Yolande Moreau, who plays Seraphine, won in the 34th annual Cesar
awards best actress category for her portrayal of the dimwitted maid
whose talents as a painter were discovered by a German art collector on
the eve of World War I. The Cesar for best actor went to Vincent Cassel
in "Mesrine," a story based on the real life of a gangster.
(AP, 2/2709)
2009 Feb 27, Unions in Guadeloupe
scored a victory in getting a deal to raise some workers' salaries, but
said they will not end a general strike now concluding its sixth week.
(AP, 2/27/09)
2009 Feb 27, In Ireland the family
of banker Shane Travers was freed uninjured after he delivered millions
of euros stolen from his own branch. A gang had taken his family
hostage and threatened to kill them unless he cooperated. Irish media
put the amount at euro7 million ($9 million). The next day police
recovered millions in stolen cash and interrogated seven suspected
robbers.
(AP, 2/27/09)(AP, 2/28/09)(SFC, 2/28/09, p.A2)

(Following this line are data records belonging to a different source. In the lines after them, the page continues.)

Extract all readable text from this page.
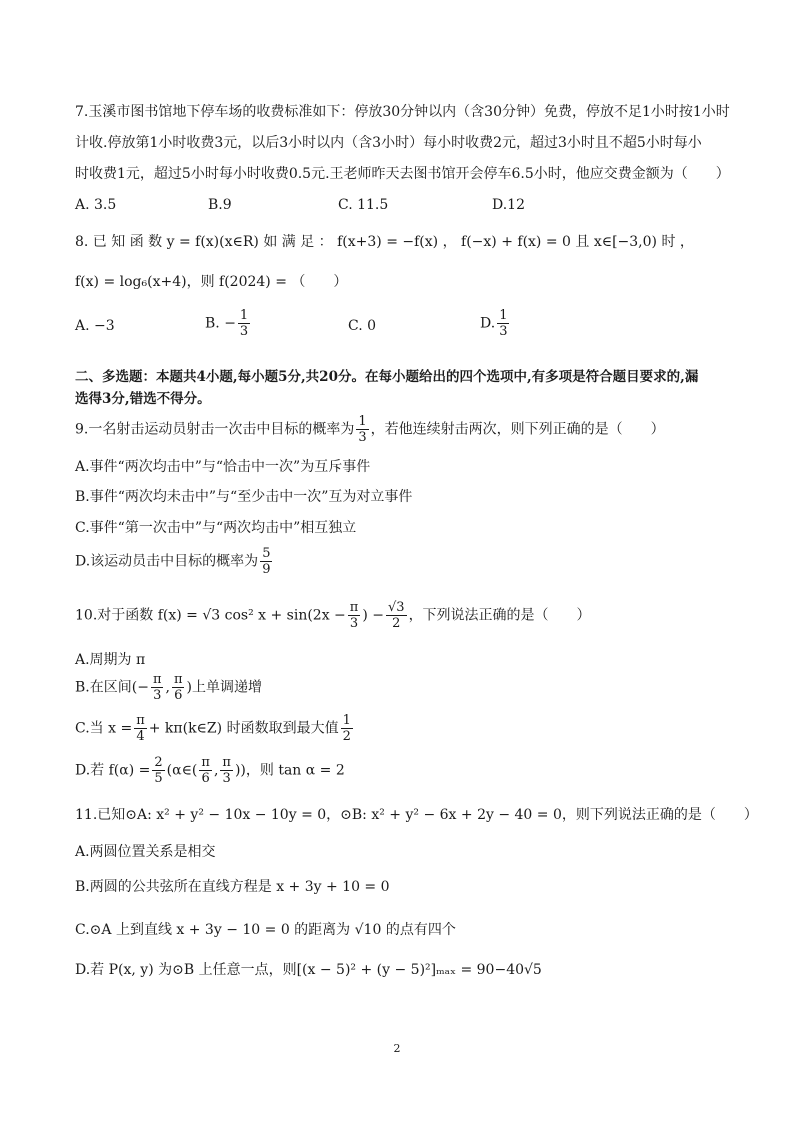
7.玉溪市图书馆地下停车场的收费标准如下：停放30分钟以内（含30分钟）免费，停放不足1小时按1小时
计收.停放第1小时收费3元，以后3小时以内（含3小时）每小时收费2元，超过3小时且不超5小时每小
时收费1元，超过5小时每小时收费0.5元.王老师昨天去图书馆开会停车6.5小时，他应交费金额为（　　）
A. 3.5	B.9	C. 11.5	D.12
8. 已 知 函 数 y = f(x)(x∈R) 如 满 足 ： f(x+3) = −f(x) ， f(−x) + f(x) = 0 且 x∈[−3,0) 时 ，
f(x) = log₆(x+4)，则 f(2024) = （　　）
A. −3	B. − $\frac{1}{3}$	C. 0	D. $\frac{1}{3}$
二、多选题：本题共4小题,每小题5分,共20分。在每小题给出的四个选项中,有多项是符合题目要求的,漏
选得3分,错选不得分。
9.一名射击运动员射击一次击中目标的概率为 $\frac{1}{3}$ ，若他连续射击两次，则下列正确的是（　　）
A.事件“两次均击中”与“恰击中一次”为互斥事件
B.事件“两次均未击中”与“至少击中一次”互为对立事件
C.事件“第一次击中”与“两次均击中”相互独立
D.该运动员击中目标的概率为 $\frac{5}{9}$
10.对于函数 f(x) = √3 cos² $x + \sin(2x - \frac{\pi}{3}$ ) − $\frac{√3}{2}$ ，下列说法正确的是（　　）
A.周期为 π
B.在区间(− $\frac{\pi}{3}$ , $\frac{\pi}{6}$ )上单调递增
C.当 $x = \frac{\pi}{4}$ + kπ(k∈Z) 时函数取到最大值 $\frac{1}{2}$
D.若 $f(\alpha) = \frac{2}{5}$ (α∈( $\frac{\pi}{6}$ , $\frac{\pi}{3}$ ))，则 tan α = 2
11.已知⊙A: x² + y² − 10x − 10y = 0，⊙B: x² + y² − 6x + 2y − 40 = 0，则下列说法正确的是（　　）
A.两圆位置关系是相交
B.两圆的公共弦所在直线方程是 x + 3y + 10 = 0
C.⊙A 上到直线 x + 3y − 10 = 0 的距离为 √10 的点有四个
D.若 P(x, y) 为⊙B 上任意一点，则[(x − 5)² + (y − 5)²]ₘₐₓ = 90−40√5
2
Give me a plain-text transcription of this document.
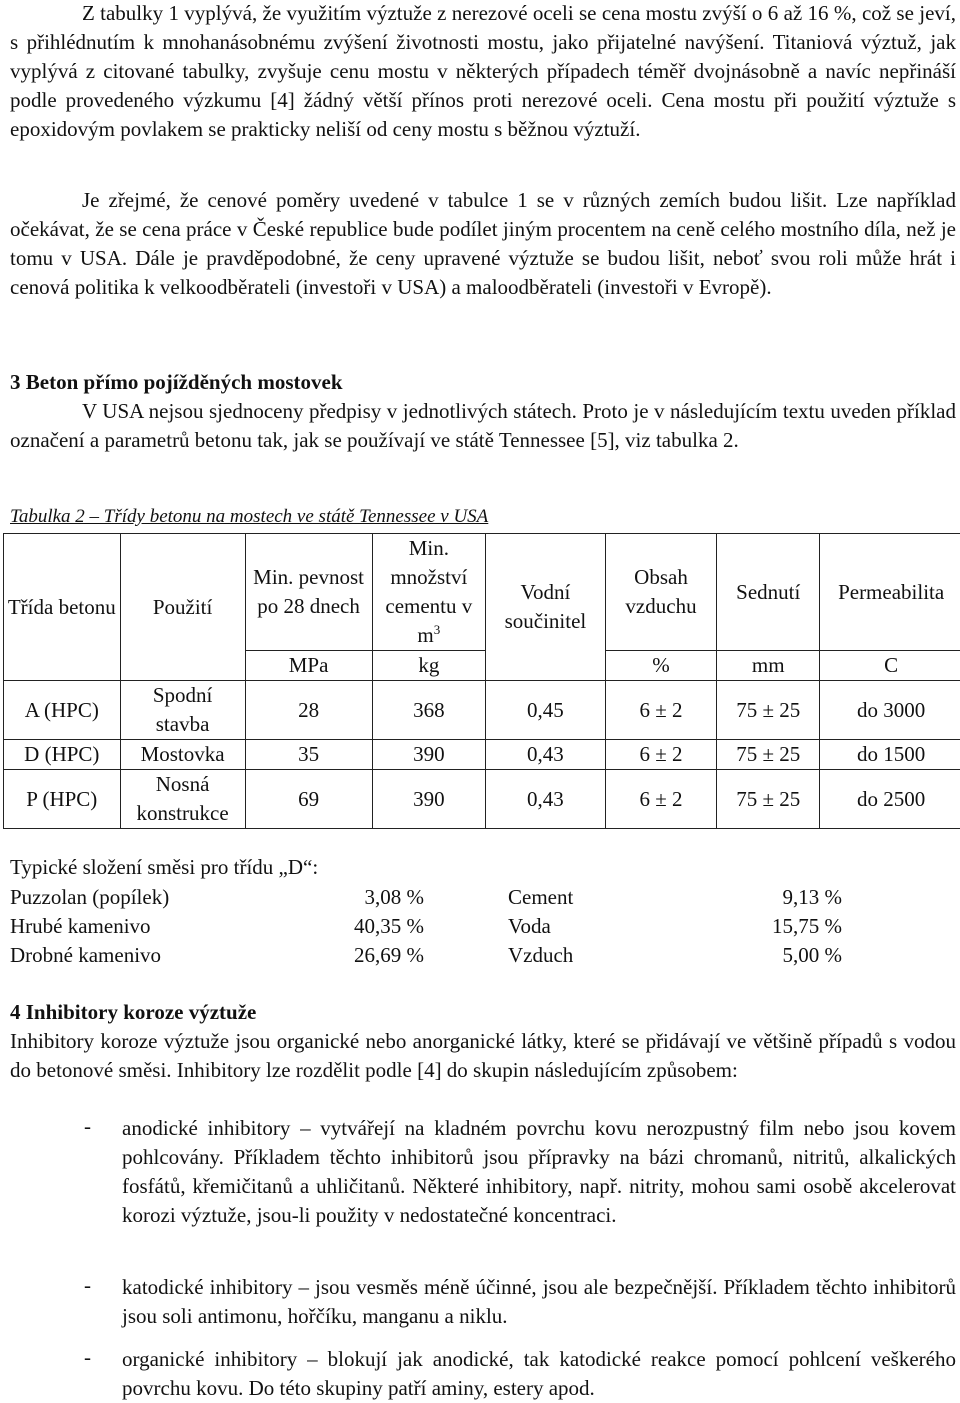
Z tabulky 1 vyplývá, že využitím výztuže z nerezové oceli se cena mostu zvýší o 6 až 16 %, což se jeví, s přihlédnutím k mnohanásobnému zvýšení životnosti mostu, jako přijatelné navýšení. Titaniová výztuž, jak vyplývá z citované tabulky, zvyšuje cenu mostu v některých případech téměř dvojnásobně a navíc nepřináší podle provedeného výzkumu [4] žádný větší přínos proti nerezové oceli. Cena mostu při použití výztuže s epoxidovým povlakem se prakticky neliší od ceny mostu s běžnou výztuží.

Je zřejmé, že cenové poměry uvedené v tabulce 1 se v různých zemích budou lišit. Lze například očekávat, že se cena práce v České republice bude podílet jiným procentem na ceně celého mostního díla, než je tomu v USA. Dále je pravděpodobné, že ceny upravené výztuže se budou lišit, neboť svou roli může hrát i cenová politika k velkoodběrateli (investoři v USA) a maloodběrateli (investoři v Evropě).

3 Beton přímo pojížděných mostovek

V USA nejsou sjednoceny předpisy v jednotlivých státech. Proto je v následujícím textu uveden příklad označení a parametrů betonu tak, jak se používají ve státě Tennessee [5], viz tabulka 2.

Tabulka 2 – Třídy betonu na mostech ve státě Tennessee v USA
Třída betonu	Použití	Min. pevnost po 28 dnech	Min. množství cementu v $m^3$	Vodní součinitel	Obsah vzduchu	Sednutí	Permeabilita
		MPa	kg		%	mm	C
A (HPC)	Spodní stavba	28	368	0,45	6 ± 2	75 ± 25	do 3000
D (HPC)	Mostovka	35	390	0,43	6 ± 2	75 ± 25	do 1500
P (HPC)	Nosná konstrukce	69	390	0,43	6 ± 2	75 ± 25	do 2500
Typické složení směsi pro třídu „D“:
Puzzolan (popílek)	3,08 %		Cement	9,13 %
Hrubé kamenivo	40,35 %		Voda	15,75 %
Drobné kamenivo	26,69 %		Vzduch	5,00 %
4 Inhibitory koroze výztuže

Inhibitory koroze výztuže jsou organické nebo anorganické látky, které se přidávají ve většině případů s vodou do betonové směsi. Inhibitory lze rozdělit podle [4] do skupin následujícím způsobem:

- anodické inhibitory – vytvářejí na kladném povrchu kovu nerozpustný film nebo jsou kovem pohlcovány. Příkladem těchto inhibitorů jsou přípravky na bázi chromanů, nitritů, alkalických fosfátů, křemičitanů a uhličitanů. Některé inhibitory, např. nitrity, mohou sami osobě akcelerovat korozi výztuže, jsou-li použity v nedostatečné koncentraci.

- katodické inhibitory – jsou vesměs méně účinné, jsou ale bezpečnější. Příkladem těchto inhibitorů jsou soli antimonu, hořčíku, manganu a niklu.

- organické inhibitory – blokují jak anodické, tak katodické reakce pomocí pohlcení veškerého povrchu kovu. Do této skupiny patří aminy, estery apod.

2009 Feb 27, In Israel Benjamin
Netanyahu failed to persuade his centrist rival, Tzipi Livni, to join
him in a broad coalition, increasing the likelihood that Israel's next
government will be an alliance of hawks and hard-line religious parties
opposed to substantial concessions for peace.
(AP, 2/27/09)
2009 Feb 27, A court ordered the
Japanese government to pay 5.6 billion yen ($57.7 million) to
compensate people whose lives are disrupted by the noise of warplanes
at a US air base on the southern island of Okinawa. The Fukuoka High
Court ruling doubled the 2.8 million yen compensation awarded in 2005
to the people living around Kadena Air Base, and upheld the appeals of
5,540 residents.
(AP, 2/27/09)
2009 Feb 27, In Pakistan police
fought running battles with supporters of former PM Nawaz Sharif near
Islamabad as protests against a court order barring him from elected
office continued for a third day.
(AP, 2/27/09)
2009 Feb 27, Researchers in Peru
said an unusually intact fossilized skull of a pelagornithid, a giant,
bony-toothed seabird that lived up to 10 million years ago, had been
found in the in the Pisco Formation, a coastal rock bed south of the
capital, Lima, known for yielding fossils of whales, dolphins, turtles
and other marine life dating as far back as 14 million years.
(AP, 2/28/09)
2009 Feb 27, In Sri Lanka
government forces drove deeper into the Tamil Tigers' dwindling
stronghold, confining the rebel group that once controlled a vast swath
of northern Sri Lanka to an area smaller than Manhattan.
(AP, 2/27/09)
2009 Feb 27, A UN tribunal in
Tanzania convicted a former Rwandan military chaplain of attempted rape
and genocide for crimes that included killing people who had sought
refuge in a seminary. The three-judge panel sentenced Emmanuel Rukundo
(50) to 25 years in prison. Rukundo will only serve 17 and half years
because the judges gave him credit for the seven and a half years he
has already spent in detention.
(AP, 2/27/09)
2009 Feb 27, The UN Children's
Fund said 53 million children are being targeted by a mass immunization
drive against polio in Benin, Burkina Faso, Ivory Coast, Mali, Niger,
Nigeria, and Togo. Some 844 polio cases were reported in the 8
countries in 2008, 95% of them in Nigeria.